Road trips will become less stressful as self-driving vehicles including RVs and campers become commonplace, allowing us to sit back and enjoy the ride. The market for ultra-high speed trains will keep growing, with predictions that the current speed of 267 miles per hour (430 km/h) set by Shanghai’s Maglev could more than double to 700 mph (1,126 km/h). They could go even faster as more companies develop ‘hyperloop’ technologies, with futuristic floating pods racing through massive low-pressure tubes.

High in the air, there’s a likelihood that soon there’ll be a new generation of sleek supersonic planes. Following in the path set by Concorde until 2003, newer planes faster than the speed of sound are expected to return. And for passengers for whom money is no object, space tourism companies including SpaceX and Space Adventures will be sending millionaires and billionaires into Earth’s orbit.

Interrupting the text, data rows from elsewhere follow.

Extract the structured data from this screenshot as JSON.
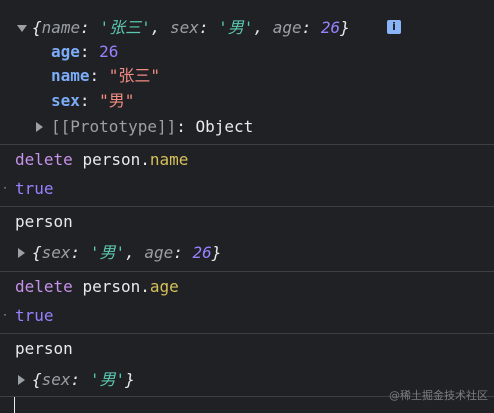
{
  "object_preview_1": {
    "open_brace": "{",
    "entries": [
      {
        "key": "name",
        "value": "'张三'"
      },
      {
        "key": "sex",
        "value": "'男'"
      },
      {
        "key": "age",
        "value": "26"
      }
    ],
    "close_brace": "}"
  },
  "expanded_props": [
    {
      "key": "age",
      "value": "26"
    },
    {
      "key": "name",
      "value": "\"张三\""
    },
    {
      "key": "sex",
      "value": "\"男\""
    }
  ],
  "prototype": {
    "label": "[[Prototype]]",
    "value": "Object"
  },
  "info_icon_label": "i",
  "cmd_delete_name": {
    "keyword": "delete",
    "object": "person",
    "dot": ".",
    "property": "name"
  },
  "result_1": "true",
  "cmd_person_1": "person",
  "object_preview_2": {
    "entries": [
      {
        "key": "sex",
        "value": "'男'"
      },
      {
        "key": "age",
        "value": "26"
      }
    ]
  },
  "cmd_delete_age": {
    "keyword": "delete",
    "object": "person",
    "dot": ".",
    "property": "age"
  },
  "result_2": "true",
  "cmd_person_2": "person",
  "object_preview_3": {
    "entries": [
      {
        "key": "sex",
        "value": "'男'"
      }
    ]
  },
  "watermark": "@稀土掘金技术社区"
}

For the majority of us, traveling will never go back to the way it was – it just can’t. Expect regulators and the public alike to demand far more thorough cleaning and air renewing measures on airplanes, trains, and public transit vehicles. Plexiglas shields, already being installed everywhere from banks to convenience stores, will become commonplace at airports.

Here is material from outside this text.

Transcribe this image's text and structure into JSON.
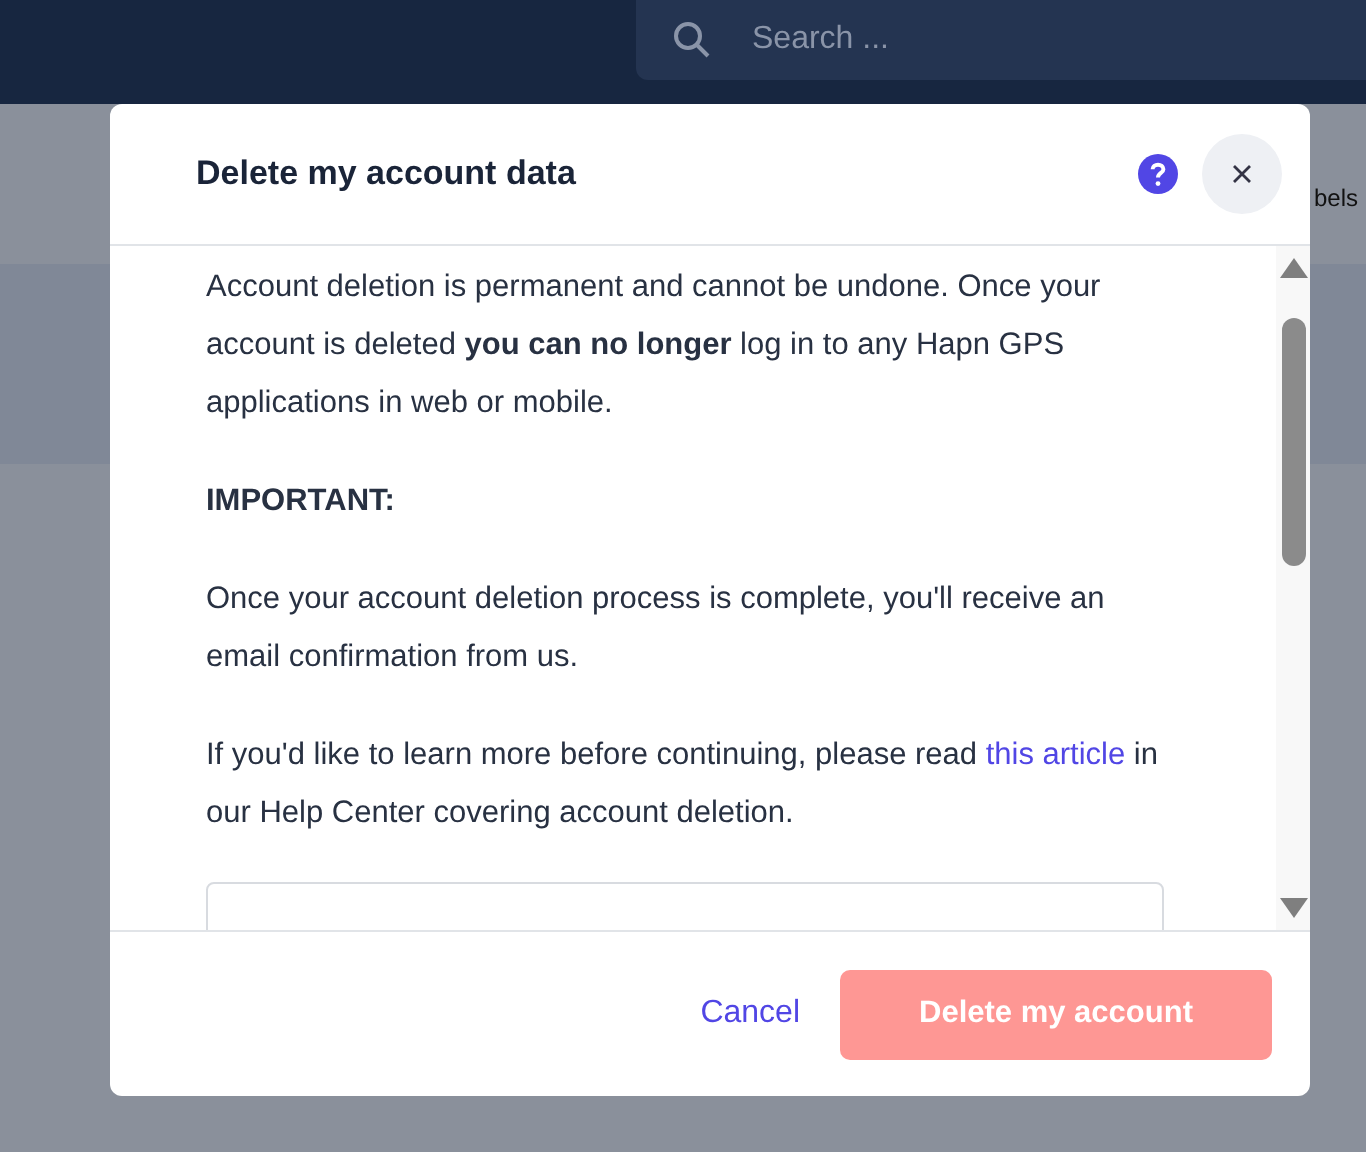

Persons toting bottles of hand sanitizer, disposable paper masks, and disinfectant wipes onto planes, trains and buses will no longer be seen as overly cautious, but responsible and practical, considerate of both their own safety and that of others.

Many travel companies are viewing the current outbreak as an opportunity. Just because they can’t meet clients, tour operators, and hotel owners face-to-face right now doesn’t mean they can’t refresh their websites, research travel trends, and contact government agencies, request financial assistance, and get news and updates from organizations like ACTA, the Association of Canadian Travel Agencies and ASTA, the American Society of Travel Advisors.

Perhaps one expression arising from the Coronavirus crisis, “The New Normal,” will become permanently embedded. One thing is certain: no politician or world health organization can say when life as we knew it will go back to something resembling the way it was pre-COVID-19.

But when it does, one thing we all know is that the planet and all its industries, including travel, will never be quite the same again.